Things are happening very quickly around here. Last week nobody in my house had a job. Then on Friday, Simone got an interview, Monday she got a job, and Tuesday she started work. All was right with the world once again, as Simone headed off to the office for her first day (just 18 hours after being offered the position) and I got ready to be a stay-at-home Tenor Dad once again.
Step One: Drop Ruby off at preschool.
Step Two: Enjoy a relaxing morning while Edward naps.
Step Three: Pick up Ruby, feed her lunch, and then bake cookies all afternoon.
Step one went really well. It was immediately following step one that things went downhill. It quickly became clear to me that, having been basically gone for the past three months, I was no longer familiar with the day to day routines of my children. I knew, for instance, that Edward needed his antibiotics for his ear infection, but I had no idea if Simone had given them to him before she left or not. Since she was at work and not answering her phone, I spent the better part of an hour trying to figure out if it was better to skip a dose or antibiotics, or to double up. On which side of caution should I err?
It was right about when I finally figured out that he had not had his medicine yet that the school called to tell me Ruby had conjunctivitis and I needed to pick her up right away. So we packed into the car and picked Ruby up from school. She was very upset to be taken home early, and even more upset that Mommy was not home to greet her. I swear she looked out the window to see if Mommy was home every twenty minutes, all day long, even though I told her it would be another seven hours.
I decided to move on to step three and get lunch ready. This was harder than I had supposed, because last week Baby Edward was fairly stationary. As of yesterday, he can suddenly crawl around the apartment very well and do whatever he likes. And what he likes is to destroy and/or eat things. Inappropriate things. Mostly cats and plastic bags.
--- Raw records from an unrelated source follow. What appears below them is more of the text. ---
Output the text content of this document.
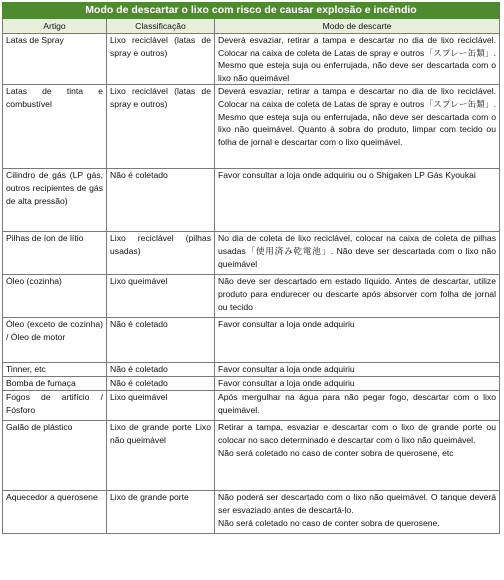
Modo de descartar o lixo com risco de causar explosão e incêndio		
Artigo	Classificação	Modo de descarte
Latas de Spray	Lixo reciclável (latas de spray e outros)	Deverá esvaziar, retirar a tampa e descartar no dia de lixo reciclável. Colocar na caixa de coleta de Latas de spray e outros「スプレー缶類」. Mesmo que esteja suja ou enferrujada, não deve ser descartada com o lixo não queimável
Latas de tinta e combustível	Lixo reciclável (latas de spray e outros)	Deverá esvaziar, retirar a tampa e descartar no dia de lixo reciclável. Colocar na caixa de coleta de Latas de spray e outros「スプレー缶類」. Mesmo que esteja suja ou enferrujada, não deve ser descartada com o lixo não queimável. Quanto à sobra do produto, limpar com tecido ou folha de jornal e descartar com o lixo queimável.
Cilindro de gás (LP gás, outros recipientes de gás de alta pressão)	Não é coletado	Favor consultar a loja onde adquiriu ou o Shigaken LP Gás Kyoukai
Pilhas de íon de lítio	Lixo reciclável (pilhas usadas)	No dia de coleta de lixo reciclável, colocar na caixa de coleta de pilhas usadas「使用済み乾電池」. Não deve ser descartada com o lixo não queimável
Óleo (cozinha)	Lixo queimável	Não deve ser descartado em estado líquido. Antes de descartar, utilize produto para endurecer ou descarte após absorver com folha de jornal ou tecido
Óleo (exceto de cozinha) / Óleo de motor	Não é coletado	Favor consultar a loja onde adquiriu
Tinner, etc	Não é coletado	Favor consultar a loja onde adquiriu
Bomba de fumaça	Não é coletado	Favor consultar a loja onde adquiriu
Fogos de artifício / Fósforo	Lixo queimável	Após mergulhar na água para não pegar fogo, descartar com o lixo queimável.
Galão de plástico	Lixo de grande porte Lixo não queimável	Retirar a tampa, esvaziar e descartar com o lixo de grande porte ou colocar no saco determinado e descartar com o lixo não queimável.
Não será coletado no caso de conter sobra de querosene, etc

Aquecedor a querosene	Lixo de grande porte	Não poderá ser descartado com o lixo não queimável. O tanque deverá ser esvaziado antes de descartá-lo.
Não será coletado no caso de conter sobra de querosene.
I made lunch for a while, stopping every few seconds to put the baby back to his starting point. Eventually I just put him in his seat and poured half a container of puffs onto his tray and let him go to town. For those of you without children, puffs are melt-in-your-mouth baby snacks that are the infant equivalent of crack. Well, we made it through lunch, and we even successfully wrapped Mommy’s Christmas presents, so it was time to tackle the baking of the eight batches of cookies we had planned out for the week.
First up were the Hershey Kiss peanut butter cookies that everyone loves. Ruby had picked them out special to help with, so we got all the ingredients together and started mixing them up with the electric mixer. It was at this point that the electric mixer broke. And by broke I do not mean “stopped working.” By broke I mean the piece of plastic that holds in the beaters snapped off and the beaters went shooting across the kitchen, spraying peanut butter batter in their wake. Luckily the cookies were basically mixed at that point, so we were able to finish them up, but that left us with no way to finish the other seven batches of cookies, so instead we watched “Ernest Saves Christmas” while Baby Edward tried to unwrap all of the presents and eat the tree.
It was around this time that Ruby got very concerned that if we left the milk out for Santa with the cookies we had just baked, it would go bad. So she asked if we could just leave the milk in the fridge with a note for Santa, telling him where the milk was. Also, we could leave him a note as to where the glasses were in the cabinet, so he could just get his own milk. What were we, his slaves? He’s lucky we didn’t just leave the cookie ingredients out on the counter with a recipe and an arrow pointing to the stove.
Eventually Simone did get home, and said her day was basically just a training day. Unfortunately it sounded a lot more boring than the movie “Training Day,” but that’s just how life is sometimes. So I guess Simone will go back to work tomorrow, and we will stay home and try and make more cookies. I’ll let you know how it goes.